NEURAL NETWORK METHODS FOR MATHEMATICAL TEXTS FORMALISATION

Abstract

This paper examines the potential of large language models (LLMs) to automate the conversion of mathematical statements from natural language into formal expressions, thereby streamlining the process of solution generation. With advancements in artificial intelligence, particularly in natural language processing, models such as GPT-4 and LLaMA-3 present promising applications for mathematical formalisation tasks. These models showcase significant capabilities in text comprehension and translation, which help reduce ambiguities in natural language descriptions of mathematical problems. The effectiveness of these models is evaluated in the context of transitioning from natural language to mathematical formalism. While LLMs excel at semantic analysis and text translation, challenges persist in their application to precise computations and symbolic manipulation, which are critical for solving complex mathematical problems with accuracy. To address these limitations, integration with formal proof systems such as LEAN is explored, enhancing the process of generating formal proofs and ensuring logical consistency in mathematical arguments. Furthermore, the integration of LLMs with formal systems is investigated for its potential to facilitate the development of systems that automatically generate proofs from mathematical texts.

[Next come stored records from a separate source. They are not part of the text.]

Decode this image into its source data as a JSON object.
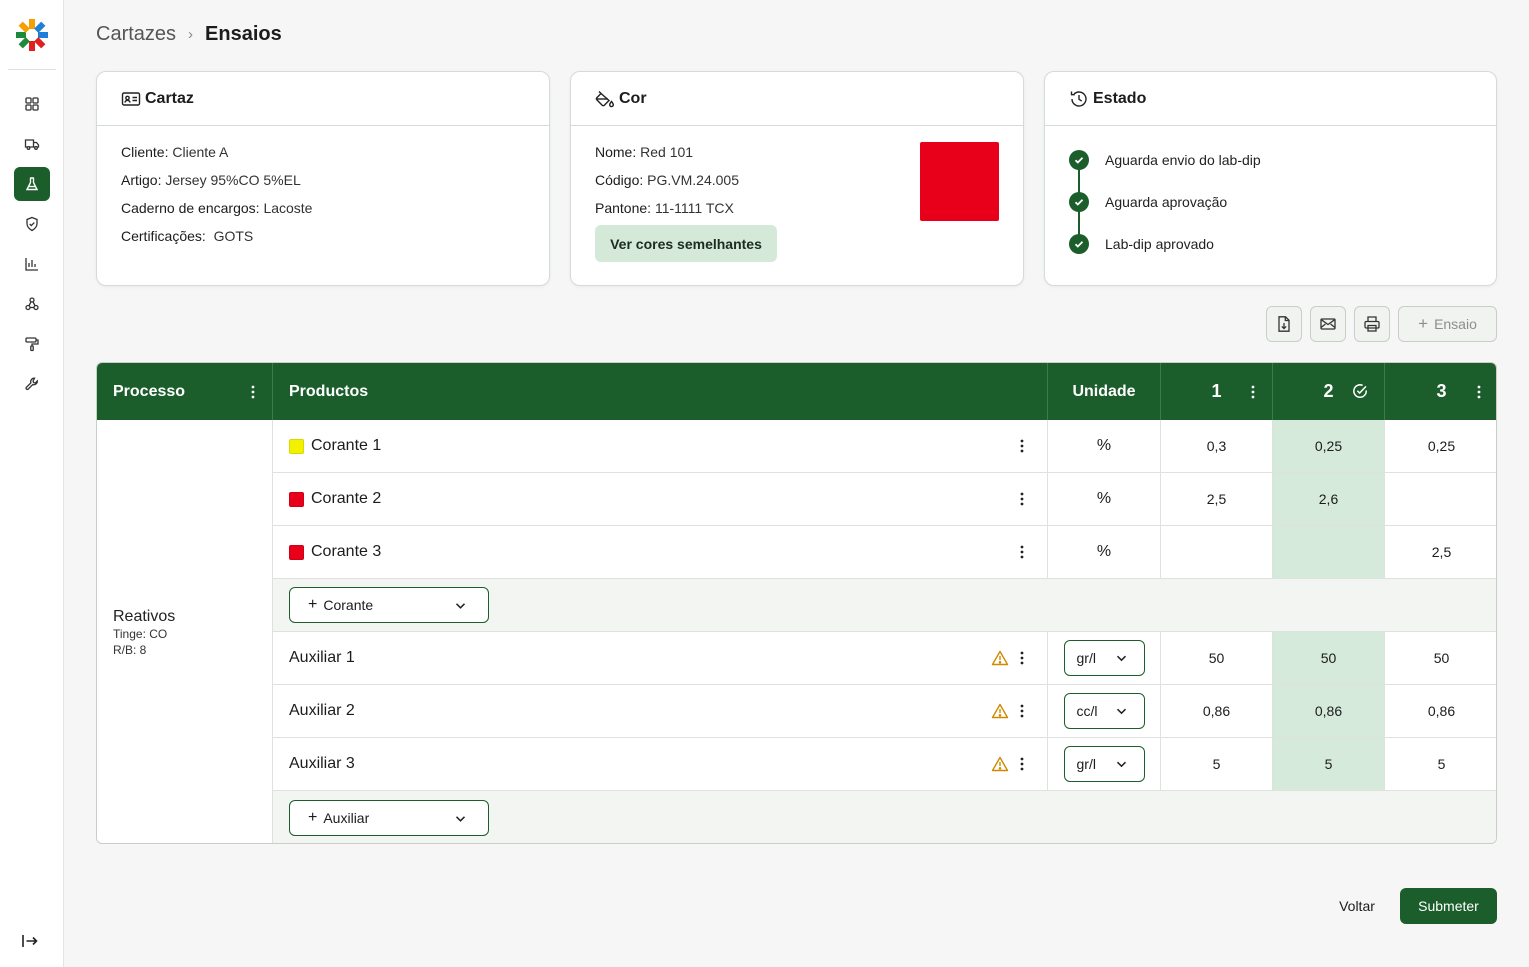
{
  "breadcrumb": {
    "parent": "Cartazes",
    "current": "Ensaios"
  },
  "sidebar": {
    "items": [
      {
        "icon": "grid-icon"
      },
      {
        "icon": "truck-icon"
      },
      {
        "icon": "flask-icon",
        "active": true
      },
      {
        "icon": "shield-check-icon"
      },
      {
        "icon": "bar-chart-icon"
      },
      {
        "icon": "molecule-icon"
      },
      {
        "icon": "paint-roller-icon"
      },
      {
        "icon": "wrench-icon"
      }
    ],
    "collapse_icon": "collapse-arrow-icon"
  },
  "cartaz": {
    "title": "Cartaz",
    "cliente_k": "Cliente:",
    "cliente_v": "Cliente A",
    "artigo_k": "Artigo:",
    "artigo_v": "Jersey 95%CO 5%EL",
    "caderno_k": "Caderno de encargos:",
    "caderno_v": "Lacoste",
    "cert_k": "Certificações:",
    "cert_v": "GOTS"
  },
  "cor": {
    "title": "Cor",
    "nome_k": "Nome:",
    "nome_v": "Red 101",
    "codigo_k": "Código:",
    "codigo_v": "PG.VM.24.005",
    "pantone_k": "Pantone:",
    "pantone_v": "11-1111 TCX",
    "button": "Ver cores semelhantes",
    "swatch_color": "#e8001a"
  },
  "estado": {
    "title": "Estado",
    "steps": [
      "Aguarda envio do lab-dip",
      "Aguarda aprovação",
      "Lab-dip aprovado"
    ]
  },
  "toolbar": {
    "ensaio_label": "Ensaio"
  },
  "table": {
    "headers": {
      "processo": "Processo",
      "productos": "Productos",
      "unidade": "Unidade",
      "t1": "1",
      "t2": "2",
      "t3": "3"
    },
    "process": {
      "name": "Reativos",
      "tinge": "Tinge: CO",
      "rb": "R/B: 8"
    },
    "corantes": [
      {
        "name": "Corante 1",
        "color": "#f2f200",
        "unit": "%",
        "v1": "0,3",
        "v2": "0,25",
        "v3": "0,25"
      },
      {
        "name": "Corante 2",
        "color": "#e8001a",
        "unit": "%",
        "v1": "2,5",
        "v2": "2,6",
        "v3": ""
      },
      {
        "name": "Corante 3",
        "color": "#e8001a",
        "unit": "%",
        "v1": "",
        "v2": "",
        "v3": "2,5"
      }
    ],
    "add_corante": "Corante",
    "auxiliares": [
      {
        "name": "Auxiliar 1",
        "unit": "gr/l",
        "v1": "50",
        "v2": "50",
        "v3": "50"
      },
      {
        "name": "Auxiliar 2",
        "unit": "cc/l",
        "v1": "0,86",
        "v2": "0,86",
        "v3": "0,86"
      },
      {
        "name": "Auxiliar 3",
        "unit": "gr/l",
        "v1": "5",
        "v2": "5",
        "v3": "5"
      }
    ],
    "add_auxiliar": "Auxiliar"
  },
  "footer": {
    "back": "Voltar",
    "submit": "Submeter"
  }
}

By leveraging the strengths of LLMs in linguistic understanding and the precision of formal systems, a hybrid approach is proposed to improve the reliability of automated problem-solving processes. The findings indicate that with continued development, LLMs can significantly contribute to automating mathematical reasoning. However, ongoing refinement is necessary to fully realise their potential in academic and educational contexts, particularly in handling complex mathematical reasoning and extensive problem sets.